Since the fire at the Ca’ Pozza, the Contessa had discovered that she was missing a coral necklace, a blouse, and a pair of shoes that she had worn at a garden party late last summer. A group photograph of the occasion had appeared in the local Sunday supplement. The Contessa had also worn a snakeskin belt in the photograph. It wasn’t, however, the one that she had discovered was missing. It would appear that Armando had become confused by the other belts and taken the wrong one.
“But why did she cut you out of the Palazzo Labia photograph?” the Contessa asked.
“There’s no way of knowing if she did it or Armando. It could have been just a way of emphasizing what he had to steal or—who knows?—his way of taking out his resentment against me, if he was the one to scissor me out.”
“Well, if he was, thank God that’s as far as he went.”
“And one more thing about all the publicity you’ve been getting. The photographs caught even Elvira’s attention, and she recognized your tea dress. Adriana was wearing it when Elvira saw her in the attic window.”
“To think that I was upset with you for neglecting my problem when all the while you were taking care of it behind the walls of the Ca’ Pozza. Your obsession—well, that’s what it was!—turns out to have been my own. What did we say when we were here in February? All for one and one for all? And being so inseparable?”
“Not just you and me, but Possle and Armando, and Armando and Adriana, up until the very end.”
“And don’t forget yourself and Possle! You can’t fool me, caro. Part of your fascination was because he was similar to you. Or should I say it was part of, not only your fascination, but your fear as well?”
Urbino looked away. The Contessa didn’t press
the point. Instead she told him that she had decided to put in a full security system at the Ca’ da Capo-Zendrini.
“Long overdue, I’m aware, and like locking the barn after the horses have got out. I can’t shake the thought that Armando got in somehow, maybe more than once, and went creeping around my rooms and taking things for his sister! I should have faced it all before, but it didn’t seem real, not the way it has since last week.” She sighed.
“Ca’ Pozza, Ca’ Pazza,” she recited. “It was the house of the madwoman all along.”
Urbino consulted his watch again.
“Are you expecting someone?” the Contessa asked.
“Habib might drop by.”
Habib had returned yesterday. The Contessa hadn’t seen him yet.
She joined him in looking out into the square in search of the young Moroccan. The orchestra was playing the overture from Offenbach’s Orpheus in the Underworld. Three blonde women, cheered on by friends and onlookers, were dancing the can-can to the familiar strains of the tune. The quiet days in Venice were over until the autumn.

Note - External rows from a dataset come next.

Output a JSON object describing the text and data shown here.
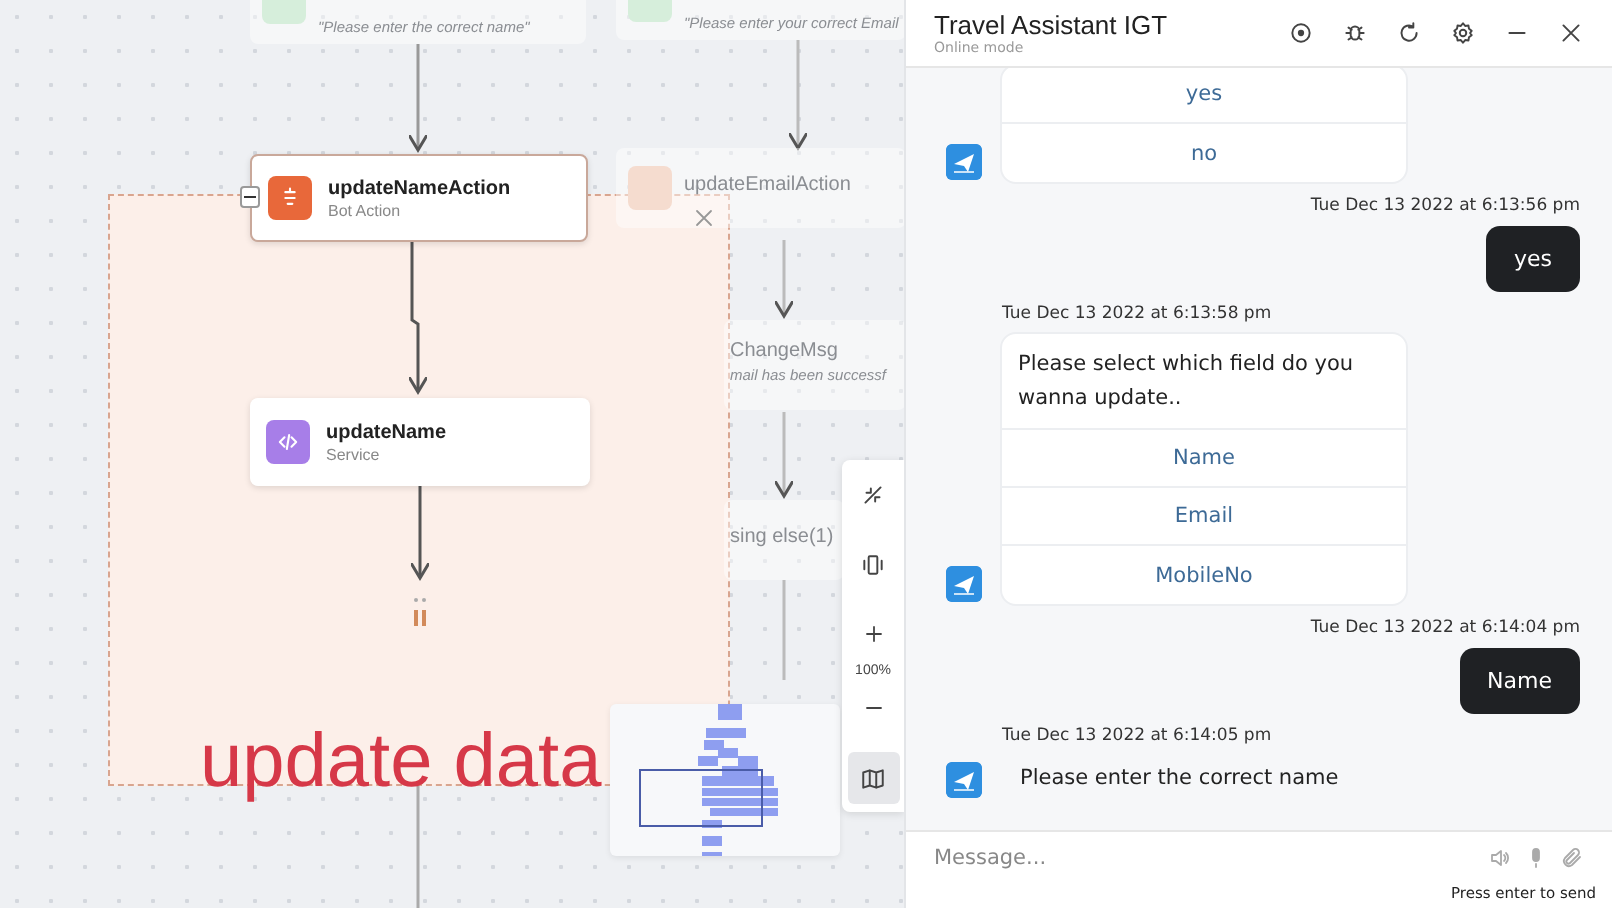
{
  "canvas": {
    "background_nodes": [
      {
        "subtitle": "\"Please enter the correct name\"",
        "color": "#d6eedb"
      },
      {
        "subtitle": "\"Please enter your correct Email",
        "color": "#d6eedb"
      },
      {
        "title": "updateEmailAction",
        "color": "#f5dccf"
      },
      {
        "title": "ChangeMsg",
        "subtitle": "mail has been successf"
      },
      {
        "title": "sing else(1)"
      }
    ],
    "group": {
      "label": "update data",
      "collapsed": false
    },
    "nodes": [
      {
        "title": "updateNameAction",
        "subtitle": "Bot Action",
        "kind": "bot_action",
        "selected": true
      },
      {
        "title": "updateName",
        "subtitle": "Service",
        "kind": "service",
        "selected": false
      }
    ],
    "zoom_controls": {
      "zoom": "100%",
      "minimap_selected": true
    }
  },
  "chat": {
    "title": "Travel Assistant IGT",
    "status": "Online mode",
    "messages": [
      {
        "kind": "bot",
        "options": [
          "yes",
          "no"
        ]
      },
      {
        "kind": "user",
        "timestamp": "Tue Dec 13 2022 at 6:13:56 pm",
        "text": "yes"
      },
      {
        "kind": "bot",
        "timestamp": "Tue Dec 13 2022 at 6:13:58 pm",
        "text": "Please select which field do you wanna update..",
        "options": [
          "Name",
          "Email",
          "MobileNo"
        ]
      },
      {
        "kind": "user",
        "timestamp": "Tue Dec 13 2022 at 6:14:04 pm",
        "text": "Name"
      },
      {
        "kind": "bot_plain",
        "timestamp": "Tue Dec 13 2022 at 6:14:05 pm",
        "text": "Please enter the correct name"
      }
    ],
    "composer": {
      "placeholder": "Message...",
      "hint": "Press enter to send"
    }
  }
}
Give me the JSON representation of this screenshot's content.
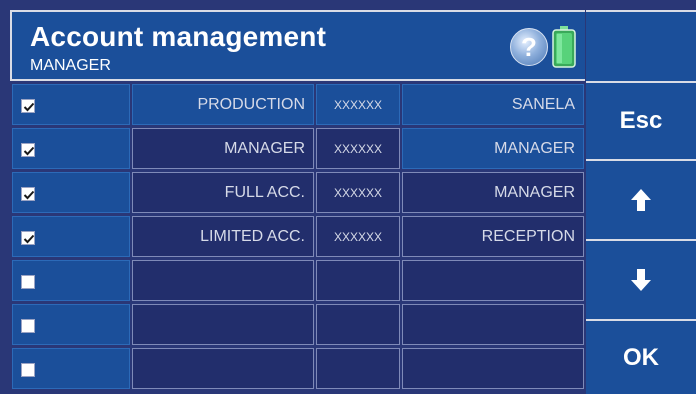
{
  "header": {
    "title": "Account management",
    "subtitle": "MANAGER",
    "help_label": "?"
  },
  "accounts": [
    {
      "checked": true,
      "name": "PRODUCTION",
      "password": "XXXXXX",
      "role": "SANELA"
    },
    {
      "checked": true,
      "name": "MANAGER",
      "password": "XXXXXX",
      "role": "MANAGER"
    },
    {
      "checked": true,
      "name": "FULL ACC.",
      "password": "XXXXXX",
      "role": "MANAGER"
    },
    {
      "checked": true,
      "name": "LIMITED ACC.",
      "password": "XXXXXX",
      "role": "RECEPTION"
    },
    {
      "checked": false,
      "name": "",
      "password": "",
      "role": ""
    },
    {
      "checked": false,
      "name": "",
      "password": "",
      "role": ""
    },
    {
      "checked": false,
      "name": "",
      "password": "",
      "role": ""
    }
  ],
  "side": {
    "esc_label": "Esc",
    "up_icon": "arrow-up-icon",
    "down_icon": "arrow-down-icon",
    "ok_label": "OK"
  },
  "colors": {
    "background": "#2a3777",
    "header_blue": "#1b4f9a",
    "cell_dark": "#222e6c",
    "text_light": "#d6dae8",
    "battery_green": "#48c46a"
  }
}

“I’m starting to think of Asolo already,” the Contessa said, showing how in tune she was with his own thoughts. “Far away from it all up in the hills.”
“Soon enough,” Urbino said.
The Contessa indulged in another petit four.

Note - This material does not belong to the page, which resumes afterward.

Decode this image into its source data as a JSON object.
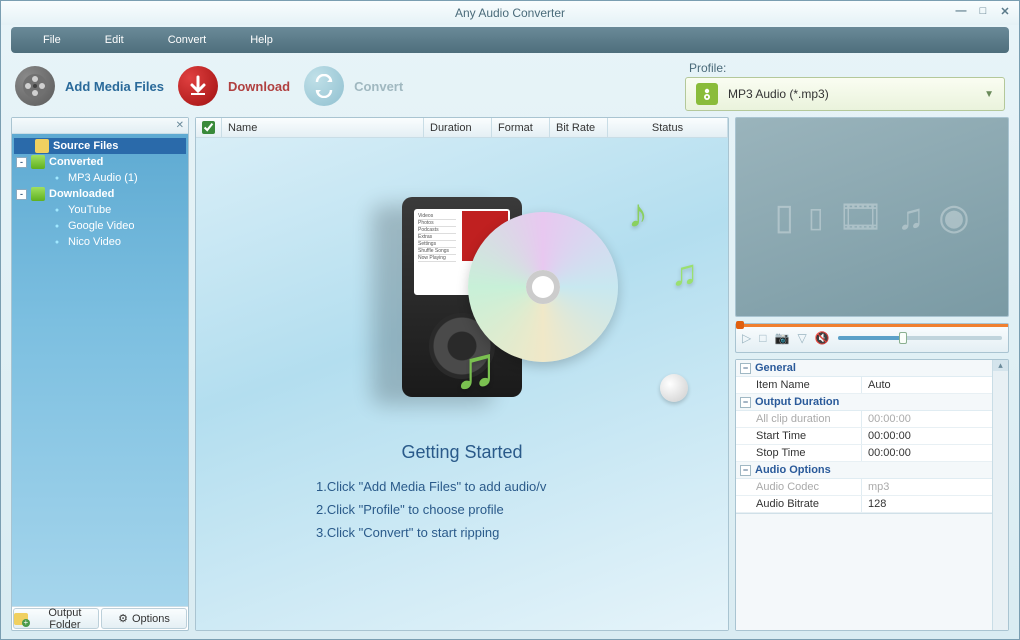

“So tell me, caro, are you going to write a book about Samuel Possle? You might not have learned much about the good old days of his expatriate life, but think of what you did learn! And you have a great ending. You could put together something different than usual.”
“I’ll let this one go, Barbara.”
Yet his sigh betrayed that it wouldn’t be easy.
“So you’ve come out with hardly any spoils at all. Not the poems and not a full picture of what happened. And now you say you’re throwing away the idea of even writing about it?”
“But I’ve come away with a lot. Much more than you might think.”
The Contessa stared. “Like knowing that some things are not worth going after? Like having seen the face in the mirror? Like having confronted the ghost of the person you might have become?” she summed up, drawing together many of the threads of their conversation.